In a new filing ahead of its planned IPO the Chinese e-commerce giant reports a 45.2% increase in year-over-year sales.
Don Davis , Editor in Chief
An updated securities filing reveals more about the huge size and rapid growth of China’s leading e-commerce company, Alibaba Group Holding Ltd.
Alibaba filed an updated report this week with the U.S. Securities and Exchange in advance of its planned initial public offering of stock, which likely will occur in the next month or so. The company disclosed this spring it plans to go public on the New York Stock Exchange and that it will use the stock symbol BABA.
In its latest report, Alibaba reported the value of merchandise sold on its e-commerce marketplaces in the three months ended June 30, 2014, totaled 501 billion RMB ($81.6 billion).

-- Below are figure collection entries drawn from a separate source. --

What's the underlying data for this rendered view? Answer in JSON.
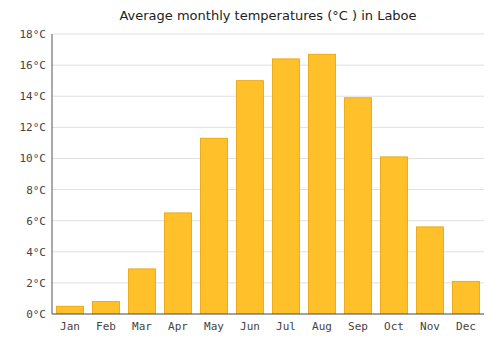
{
  "chart_data": {
    "type": "bar",
    "title": "Average monthly temperatures (°C ) in Laboe",
    "categories": [
      "Jan",
      "Feb",
      "Mar",
      "Apr",
      "May",
      "Jun",
      "Jul",
      "Aug",
      "Sep",
      "Oct",
      "Nov",
      "Dec"
    ],
    "values": [
      0.5,
      0.8,
      2.9,
      6.5,
      11.3,
      15.0,
      16.4,
      16.7,
      13.9,
      10.1,
      5.6,
      2.1
    ],
    "color": "#FFC02A",
    "ylim": [
      0,
      18
    ],
    "yticks": [
      {
        "value": 0,
        "label": "0°C"
      },
      {
        "value": 2,
        "label": "2°C"
      },
      {
        "value": 4,
        "label": "4°C"
      },
      {
        "value": 6,
        "label": "6°C"
      },
      {
        "value": 8,
        "label": "8°C"
      },
      {
        "value": 10,
        "label": "10°C"
      },
      {
        "value": 12,
        "label": "12°C"
      },
      {
        "value": 14,
        "label": "14°C"
      },
      {
        "value": 16,
        "label": "16°C"
      },
      {
        "value": 18,
        "label": "18°C"
      }
    ],
    "grid": true
  }
}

To put that in perspective, eBay Inc. reported $20.49 billion in gross merchandise value in its quarter ended June 30. Amazon.com Inc. does not report GMV, but did report that it sold $15.25 billion worth of goods that it owned, and that outside merchants selling on its web sites accounted for 41% of units sold. That suggests Amazon’s GMV was in the range of $25-30 billion—and that Alibaba’s shopping portals far outpaced sales on both Amazon and eBay sites.
Alibaba also reported rapid growth, with GMV up 45.2% from the year-earlier quarter, and the number of active buyers on its marketplaces increasing 50.8% year over year to 279 million. Some 8.5 million merchants sell on its marketplaces, principally Taobao, an online bazaar open to any Chinese resident. At least 70,000 companies sell on Tmall, a marketplace designed for larger brands that requires sellers to have a business license in China.
Such major Western brands and retailers as Apple Inc., Burberry Group PLC, Nike Inc. and Gap Inc. sell on Tmall, which each quarter represents a bigger share of Alibaba’s sales. Tmall represented 31.7% of Alibaba’s GMV in the quarter ended June 30, the first quarter of Alibaba’s current fiscal year, versus 25.5% in the year-ago quarter.
The new filing also shows that Alibaba is generating more sales from consumers using mobile devices. Mobile sales accounted for 32.8% of GMV in the recent quarter, up from 12.0% a year earlier.
Alibaba also reported a hefty profit of just over $2 billion in the recent quarter, although the company noted that half of that net income came from an upward evaluation of the value of some of its assets. Still, even $1 billion in quarterly profit puts it ahead of eBay, which booked $676 million in net income in its most recent quarter, and Amazon, which reported a net loss of $126 million. Amazon.com is No. 1 in the 2014 Internet Retailer Top 500. EBay is not ranked because, like Alibaba, it does not own any merchandise itself and only provides a platform for other online retailers to sell.
Other data in Alibaba’s recent filing point to its massive scale. For the year ended June 30, 2014, Alibaba says its marketplace generated 14.5 billion orders and that it employed more than 1.1 million delivery personnel who delivered 6.1 billion packages.
While almost all of Alibaba’s revenue currently comes from China, where its marketplaces account for about 80% of online retail sales, the company in June launched a marketplace in the U.S. Called 11Main.com, it features products from smaller merchants, the kind, Alibaba says, U.S. shoppers once bought from on Main Streets in towns around the country.
Once Alibaba completes its IPO, which some say could raise $20 billion, the company may well be looking for other acquisitions outside of China. Alibaba, which is legally registered in the Cayman Islands, has said in previous SEC filings that it does not intend to repatriate the money raised through its IPO to China.